While these three basic elements are tightly coupled, it is important to distinguish between individual augmented human intelligence, and aggregate cognitive ability. To most of us, from a personal perspective, it is crucial that the superior intelligence is employed towards our goals – usually, towards our long-term survival and flourishing. It is important that the extra intelligence is essentially ours – an extension of our selves, a tool. Super intelligence would be of little value to us were it directed at purposes tangential or opposed to ours. So, who decides what the SI is applied to? Who controls it?

Intelligence – to Whose Purpose?

It seems that initially the individuals or groups who utilize it – those who are connected, and able to use it - are the ones largely determining its use. Yes, the overall system has its own complex dynamics (both intended and unintended design 'features') – some people call this its ethics. However, given this dynamic, it is the users who are in charge.

What could change this locus of control? Could any other element's ability dramatically streak ahead, to overshadow human purpose?

Some have suggested that the Net as a whole could develop its own explicit goals or values – values, distinct from those of its users. Driven by its massive collective processing ability, it would then act to achieve these goals. Without going into detail here, to me, this seems extremely unlikely. I do however predict that purpose-designed systems with general intelligence will indeed stage a 'hard take-off' that biological beings will be unable to match.
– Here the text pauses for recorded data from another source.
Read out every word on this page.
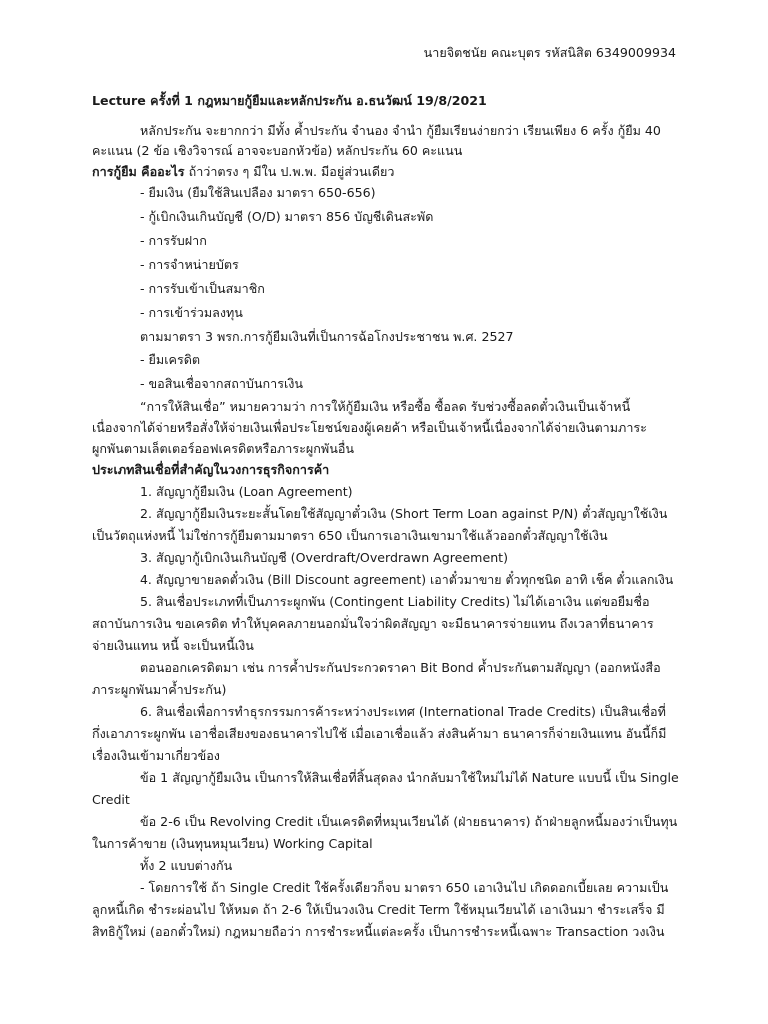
นายจิตชนัย คณะบุตร รหัสนิสิต 6349009934
Lecture ครั้งที่ 1 กฎหมายกู้ยืมและหลักประกัน อ.ธนวัฒน์ 19/8/2021
หลักประกัน จะยากกว่า มีทั้ง ค้ำประกัน จำนอง จำนำ กู้ยืมเรียนง่ายกว่า เรียนเพียง 6 ครั้ง กู้ยืม 40
คะแนน (2 ข้อ เชิงวิจารณ์ อาจจะบอกหัวข้อ) หลักประกัน 60 คะแนน
การกู้ยืม คืออะไร ถ้าว่าตรง ๆ มีใน ป.พ.พ. มีอยู่ส่วนเดียว
- ยืมเงิน (ยืมใช้สินเปลือง มาตรา 650-656)
- กู้เบิกเงินเกินบัญชี (O/D) มาตรา 856 บัญชีเดินสะพัด
- การรับฝาก
- การจำหน่ายบัตร
- การรับเข้าเป็นสมาชิก
- การเข้าร่วมลงทุน
ตามมาตรา 3 พรก.การกู้ยืมเงินที่เป็นการฉ้อโกงประชาชน พ.ศ. 2527
- ยืมเครดิต
- ขอสินเชื่อจากสถาบันการเงิน
“การให้สินเชื่อ” หมายความว่า การให้กู้ยืมเงิน หรือซื้อ ซื้อลด รับช่วงซื้อลดตั๋วเงินเป็นเจ้าหนี้
เนื่องจากได้จ่ายหรือสั่งให้จ่ายเงินเพื่อประโยชน์ของผู้เคยค้า หรือเป็นเจ้าหนี้เนื่องจากได้จ่ายเงินตามภาระ
ผูกพันตามเล็ตเตอร์ออฟเครดิตหรือภาระผูกพันอื่น
ประเภทสินเชื่อที่สำคัญในวงการธุรกิจการค้า
1. สัญญากู้ยืมเงิน (Loan Agreement)
2. สัญญากู้ยืมเงินระยะสั้นโดยใช้สัญญาตั๋วเงิน (Short Term Loan against P/N) ตั๋วสัญญาใช้เงิน
เป็นวัตถุแห่งหนี้ ไม่ใช่การกู้ยืมตามมาตรา 650 เป็นการเอาเงินเขามาใช้แล้วออกตั๋วสัญญาใช้เงิน
3. สัญญากู้เบิกเงินเกินบัญชี (Overdraft/Overdrawn Agreement)
4. สัญญาขายลดตั๋วเงิน (Bill Discount agreement) เอาตั๋วมาขาย ตั๋วทุกชนิด อาทิ เช็ค ตั๋วแลกเงิน
5. สินเชื่อประเภทที่เป็นภาระผูกพัน (Contingent Liability Credits) ไม่ได้เอาเงิน แต่ขอยืมชื่อ
สถาบันการเงิน ขอเครดิต ทำให้บุคคลภายนอกมั่นใจว่าผิดสัญญา จะมีธนาคารจ่ายแทน ถึงเวลาที่ธนาคาร
จ่ายเงินแทน หนี้ จะเป็นหนี้เงิน
ตอนออกเครดิตมา เช่น การค้ำประกันประกวดราคา Bit Bond ค้ำประกันตามสัญญา (ออกหนังสือ
ภาระผูกพันมาค้ำประกัน)
6. สินเชื่อเพื่อการทำธุรกรรมการค้าระหว่างประเทศ (International Trade Credits) เป็นสินเชื่อที่
กึ่งเอาภาระผูกพัน เอาชื่อเสียงของธนาคารไปใช้ เมื่อเอาเชื่อแล้ว ส่งสินค้ามา ธนาคารก็จ่ายเงินแทน อันนี้ก็มี
เรื่องเงินเข้ามาเกี่ยวข้อง
ข้อ 1 สัญญากู้ยืมเงิน เป็นการให้สินเชื่อที่สิ้นสุดลง นำกลับมาใช้ใหม่ไม่ได้ Nature แบบนี้ เป็น Single
Credit
ข้อ 2-6 เป็น Revolving Credit เป็นเครดิตที่หมุนเวียนได้ (ฝ่ายธนาคาร) ถ้าฝ่ายลูกหนี้มองว่าเป็นทุน
ในการค้าขาย (เงินทุนหมุนเวียน) Working Capital
ทั้ง 2 แบบต่างกัน
- โดยการใช้ ถ้า Single Credit ใช้ครั้งเดียวก็จบ มาตรา 650 เอาเงินไป เกิดดอกเบี้ยเลย ความเป็น
ลูกหนี้เกิด ชำระผ่อนไป ให้หมด ถ้า 2-6 ให้เป็นวงเงิน Credit Term ใช้หมุนเวียนได้ เอาเงินมา ชำระเสร็จ มี
สิทธิกู้ใหม่ (ออกตั๋วใหม่) กฎหมายถือว่า การชำระหนี้แต่ละครั้ง เป็นการชำระหนี้เฉพาะ Transaction วงเงิน
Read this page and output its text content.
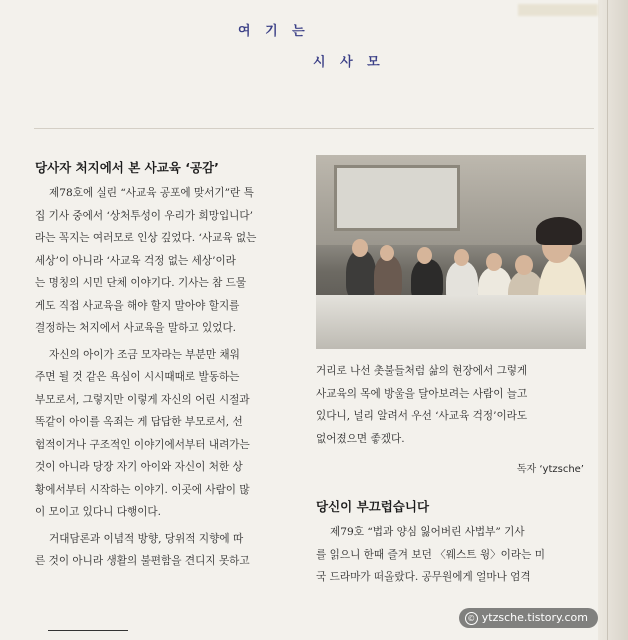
여 기 는
시 사 모

당사자 처지에서 본 사교육 ‘공감’

제78호에 실린 “사교육 공포에 맞서기”란 특
집 기사 중에서 ‘상처투성이 우리가 희망입니다’
라는 꼭지는 여러모로 인상 깊었다. ‘사교육 없는
세상’이 아니라 ‘사교육 걱정 없는 세상’이라
는 명칭의 시민 단체 이야기다. 기사는 참 드물
게도 직접 사교육을 해야 할지 말아야 할지를
결정하는 처지에서 사교육을 말하고 있었다.
자신의 아이가 조금 모자라는 부분만 채워
주면 될 것 같은 욕심이 시시때때로 발동하는
부모로서, 그렇지만 이렇게 자신의 어린 시절과
똑같이 아이를 옥죄는 게 답답한 부모로서, 선
험적이거나 구조적인 이야기에서부터 내려가는
것이 아니라 당장 자기 아이와 자신이 처한 상
황에서부터 시작하는 이야기. 이곳에 사람이 많
이 모이고 있다니 다행이다.
거대담론과 이념적 방향, 당위적 지향에 따
른 것이 아니라 생활의 불편함을 견디지 못하고
거리로 나선 촛불들처럼 삶의 현장에서 그렇게
사교육의 목에 방울을 달아보려는 사람이 늘고
있다니, 널리 알려서 우선 ‘사교육 걱정’이라도
없어졌으면 좋겠다.
독자 ‘ytzsche’

당신이 부끄럽습니다

제79호 “법과 양심 잃어버린 사법부” 기사
를 읽으니 한때 즐겨 보던 〈웨스트 윙〉이라는 미
국 드라마가 떠올랐다. 공무원에게 얼마나 엄격
© ytzsche.tistory.com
Specialized versus General Intelligence

Today, almost all 'AI' development focuses on specialized ability: factory work, speech recognition, face recognition, chess, investing, data mining, etc. Only a tiny fraction of resources are aimed at developing general intelligence in machines – the underlying core abilities that allow us to learn any and all of the specialized skills. This 'general' ability is in fact the exquisitely balanced interaction of very specific cognitive elements; including such things as focus & selection, short and long-term memory, induction & concept formation, and, crucially, meta-cognition. Such specific requirements are very unlikely to come together in the Internet as a whole, or in any specialized design. General intelligence is a specialty of its own.

The 'Hard Take-Off'

General artificial intelligence – 'Real AI' – focuses on learning rather than knowledge. Knowledge is an effect of intelligence, not its cause.

In addition to optimizing the system for skills/ knowledge acquisition and integration, it can also be designed to foster self-improvement - intelligence bootstrapping. The most successful designs are likely to be such 'Seed AIs'. Naturally, the system can also have full access to all of the Web's facilities, plus substantial (distributed) human learning assistance.

A design dedicated to general intelligence will have a very different dynamic than the scattered, uncoordinated, goal-less Net infrastructure. It will not suffer the massive dilution of purpose, duplication of processing, nor design decisions made by committees of thousands. Many of these attributes, are of course the very strengths of the Internet – for its purpose – but they are not optimal for Real AI.

Once a Seed AI achieves (roughly) human-level intelligence, it will quickly, and dramatically, outpace human augmentation (see: Why Machines will become Hyper-Intelligent before Humans do). Moreover, as the SI progresses, it will have less and less need for human input and skills.

What goals will such non-human SI have? Indeed, will it have any goals of its own? At this stage, these seem to be open questions.

SI assisted Human Augmentation

Can we not use the SI's intelligence to uplift us to its own level? A few considerations:

  • Is it willing to help? Either by its own values, or those of its designer/ controller
  • Is it smart enough? It may be extremely hard: more difficult than full-blown nanotech & reversing ageing. There would at least be some (though perhaps minimal) delay between achieving artificial SI, and sufficient intelligence to dramatically upgrade individual humans
  • How much of our identity would we actually retain after such an upgrade? Perhaps 0.01%? How many people would see that as desirable?